Minhaj’s sketch work on Goatface and his offshoot web series, The Truth, garnered the notice of several producers, and soon he found himself on television. His work has ranged from being the first South Asian comic on Chelsea Lately to doing improv work on MTV’s Disaster Date to being a series regular on ABC Family’s State of Georgia. The irony that on Failosophy he and other comics provide commentary on social media failings is not lost on Minhaj, who got the gig through his posts on YouTube.
Regarding social media he says, “It’s a gift and a curse. It’s democratized entertainment, in the sense that if you don’t fit into a circle or square peg, there’s a peg for everybody. If you are really into one particular niche, the Internet is for you. The problem is , like anything else when it first came out, like video games or cable TV, it’s a huge distraction.”
Early this year, Minhaj became involved in Stand-up Planet, a documentary TV show funded by the Bill and Melinda Gates Foundation. He traveled to Mumbai, India, and Johannesburg, South Africa, to see how the comedians there could use their talents to have a conversation about issues.
“I got to see the way they use comedy to affect social change,” he says enthusiastically. “Like in India, 54 percent of the people still go to the bathroom outside, while 60 percent have cellphones. So more people have cellphones than toilets. And this comic there had a great joke about how he’d see a guy squatting by the train tracks, dropping a deuce while swiping on a smartphone.
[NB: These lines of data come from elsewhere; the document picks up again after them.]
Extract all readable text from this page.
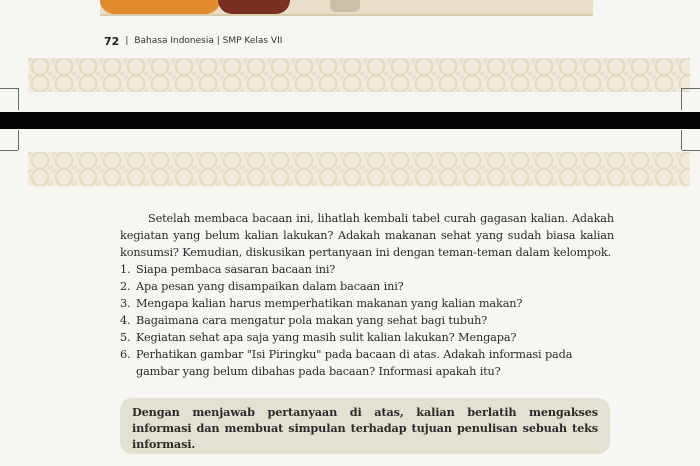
72 | Bahasa Indonesia | SMP Kelas VII

Setelah membaca bacaan ini, lihatlah kembali tabel curah gagasan kalian. Adakah kegiatan yang belum kalian lakukan? Adakah makanan sehat yang sudah biasa kalian konsumsi? Kemudian, diskusikan pertanyaan ini dengan teman-teman dalam kelompok.

1. Siapa pembaca sasaran bacaan ini?
2. Apa pesan yang disampaikan dalam bacaan ini?
3. Mengapa kalian harus memperhatikan makanan yang kalian makan?
4. Bagaimana cara mengatur pola makan yang sehat bagi tubuh?
5. Kegiatan sehat apa saja yang masih sulit kalian lakukan? Mengapa?
6. Perhatikan gambar "Isi Piringku" pada bacaan di atas. Adakah informasi pada gambar yang belum dibahas pada bacaan? Informasi apakah itu?
Dengan menjawab pertanyaan di atas, kalian berlatih mengakses informasi dan membuat simpulan terhadap tujuan penulisan sebuah teks informasi.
It’s funny, and it brings levity to this social issue. And that’s it to me. That’s what makes me love comedy.”
As part of the program, Minhaj and the other performers visited with Bill Cosby, a mentor on the project. This sparked an idea about where Minhaj wanted to take his comedy next.
“Meeting Bill Cosby was one of those life-changing moments,” he says. “He’s one of the grandfathers of modern comedy. You know, he transcended race. Before we had a black president, we had Bill Cosby as America’s dad. I sat with him, and his ethos was that he doesn’t curse or talk about filth because he wants us all to be better than that, to be better than the expectations that are placed on us. He wanted us to be funny on our own and not be a victim of our situation. It really hit me. How do I walk that line of wanting to speak the truth, but not playing the victim? I think that’s the next chapter for me. I wanna be universal to everybody, but I also wanna say, ‘Hey, lemme tell you about where I came from.’ I think that’s the journey of stand-up.”
Next up, you’ll find Minhaj and the rest of Goatface working on a live tour of their sketches and pitching a television variety show. They’re hoping to change the face of television, literally. In his spare time, Minhaj is looking for inspiration all over L.A. “Seeing an artist on a small stage just before their big break is exciting. L.A. has so many great neighborhoods and events. There are so many amazing people here just coming together and collaborating on projects, like at Best Fish Taco, where people are crammed in a cabana to listen to comedy. That’s just so cool to me.”